A Teachable Moment...
I've been pushing Bro logs to ELK for some time now. I think it's a brilliant way to index and search the 125GB+ of Bro logs my organisation generates each day. That particular installation was not tweaked beyond what was necessary in logstash to read in the Bro logs and do some basic manipulation (which I'll cover here in a future post!) to make them a tiny bit more useful.
Since I didn't really change anything, I left the number of shards at five...but I only have three elasticsearch nodes in that cluster. That means two of the nodes have to do two searches *every time* I search an index.
Which brings me to tonight's post. What do you do if you have one node in your cluster but the default number of shards is five? Let's see!
Laying Out a Template
Remember that every item in elasticsearch is a JSON object - and that includes templates. For example, an object to set the number of shards to two for an index named "my_index" would look like this:
{
"template" : "my_index*",
"settings" :
{
"index" :
{
"number_of_shards" : 2
}
}
}
This could also be represented:
{ "template" : "my_index", "settings" : { "index" : { "number_of_shards" : 2 } } }
Or, if I wanted to set the number of shards to one and disable replication (all on one line):
{ "template" : "my_index", "settings" : { "index" : { "number_of_shards" : 1, "number_of_replicas" : 0 } } }
There are two ways to apply the template -- by using curl to interact with elasticsearch directly or by telling logstash how to define the index when it writes to elasticsearch.
Create the Template With curl
First, I want to make sure I don't have a template or index named "my_index" using:
curl http://192.168.1.111:9200/_cat/indices?pretty
curl http://192.168.1.111:9200/_cat/templates?pretty
I have one template, "logstash", that gets applied to any new indexes with a name starting with "logstash-", and one index, ".kibana", that's used to store the settings for kibana. Note that the ".kibana" index has a status of "green" - that means elasticsearch has been able to allocate all of the shards for that index (I've already set it to only have one shard):
Now I can create my template with one curl command (this would all be on one line):
curl -XPUT http://192.168.1.111:9200/_template/my_template?pretty -H 'Content-Type: application/json' -d '{ "template" : "my_index*", "settings" : { "index" : { "number_of_shards" : 1, "number_of_replicas" : 0 } } } '
And then I can verify it with:
curl http://192.168.1.111:9200/_template/my_template?pretty
When it runs, it looks like this:
Now if I create two indexes, "test" and "my_index-2017.05.07", I can see whether my template is used as intended. The date isn't really important in that index name, I just added it because I used "my_index*" in the template and I want to show that anything beginning with "my_index" has the template applied. I can create an index with:
curl -XPUT http://192.168.1.111:9200/test?pretty
curl -XPUT http://192.168.1.111:9200/my_index-2017.05.07?pretty
When I run it, I get the following output:
Then I can verify the indexes were created and the template applied with:
curl http://192.168.1.111:9200/test
curl http://192.168.1.111:9200/my_index-2017.05.07
Notice how "test" has the default five shards/one replica and "my_index" has one shard/zero replicas. The template worked!
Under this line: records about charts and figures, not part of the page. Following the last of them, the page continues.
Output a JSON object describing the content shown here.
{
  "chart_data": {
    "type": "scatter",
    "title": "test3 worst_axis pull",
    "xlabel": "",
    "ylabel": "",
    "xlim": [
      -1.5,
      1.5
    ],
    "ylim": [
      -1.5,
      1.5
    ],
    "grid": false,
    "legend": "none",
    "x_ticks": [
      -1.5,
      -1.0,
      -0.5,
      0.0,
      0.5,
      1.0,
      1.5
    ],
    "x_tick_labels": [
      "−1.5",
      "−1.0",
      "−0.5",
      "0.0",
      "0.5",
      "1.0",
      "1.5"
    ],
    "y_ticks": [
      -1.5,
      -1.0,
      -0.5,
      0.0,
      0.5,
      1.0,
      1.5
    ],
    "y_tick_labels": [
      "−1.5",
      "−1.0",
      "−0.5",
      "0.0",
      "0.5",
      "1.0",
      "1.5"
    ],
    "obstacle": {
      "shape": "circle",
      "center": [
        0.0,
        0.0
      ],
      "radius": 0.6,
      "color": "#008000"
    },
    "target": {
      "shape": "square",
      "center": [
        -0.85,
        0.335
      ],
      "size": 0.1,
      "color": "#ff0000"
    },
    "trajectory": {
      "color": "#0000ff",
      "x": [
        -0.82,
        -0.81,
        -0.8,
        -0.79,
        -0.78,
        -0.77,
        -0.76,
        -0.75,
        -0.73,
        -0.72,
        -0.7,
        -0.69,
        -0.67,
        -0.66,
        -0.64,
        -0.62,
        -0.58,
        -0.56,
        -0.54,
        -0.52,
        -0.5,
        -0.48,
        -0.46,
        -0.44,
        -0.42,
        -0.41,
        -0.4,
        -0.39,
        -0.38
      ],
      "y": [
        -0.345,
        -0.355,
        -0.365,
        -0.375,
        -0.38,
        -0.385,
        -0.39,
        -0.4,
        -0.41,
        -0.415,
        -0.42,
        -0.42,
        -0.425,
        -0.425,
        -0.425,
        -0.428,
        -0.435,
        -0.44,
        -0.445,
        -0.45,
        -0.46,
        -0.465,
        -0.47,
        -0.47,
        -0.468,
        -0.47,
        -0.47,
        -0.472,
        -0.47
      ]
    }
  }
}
Create the Template With Logstash
Defining the template with curl is interesting but you can also create/apply the template in your logstash configuration using the "template"/"template_name" option. I did this with the same information I used when I defined it with curl - I want to name the index "my_index-<date>", I want to name the template "my_template" and I want to set one shard with zero replicas.
First, I wrote out a file in the /etc/logstash/ directory called "my_template.json". It contains the JSON object that I want to use as my template:
And the copy/paste version:
{
"template": "my_template",
"settings": { "index" : { "number_of_replicas": 0, "number_of_shards": 1 } }
}
Then I added a section in my output { } block to tell the elasticsearch plugin to use my template:
At that point I can restart logstash and it will create the index (and template) as soon as it uses the elasticsearch plugin for storage.
In Closing
The default settings for elasticsearch are Pretty Good; if you're going to change anything then it's good to make small, incremental changes and document the results after each one. Maybe you need to increase/decrease shard counts per index, maybe you want to change the number of replica shards per index, maybe you want to specify a data type for a given field - all of these are set at index creation by templates.
So what's the best way to test? I'd say take a sample data set, import it with a given configuration, see what you think. Don't like it? No problem! Delete the index, tweak the template, import the data again. For me, that's the real benefit of setting the template via the elasticsearch plugin -- if I don't like something I don't have to try to copy/paste and then edit a command, I can just open the file in an editor and continue testing.
As I've said before, don't be afraid to try different things and see what works for you!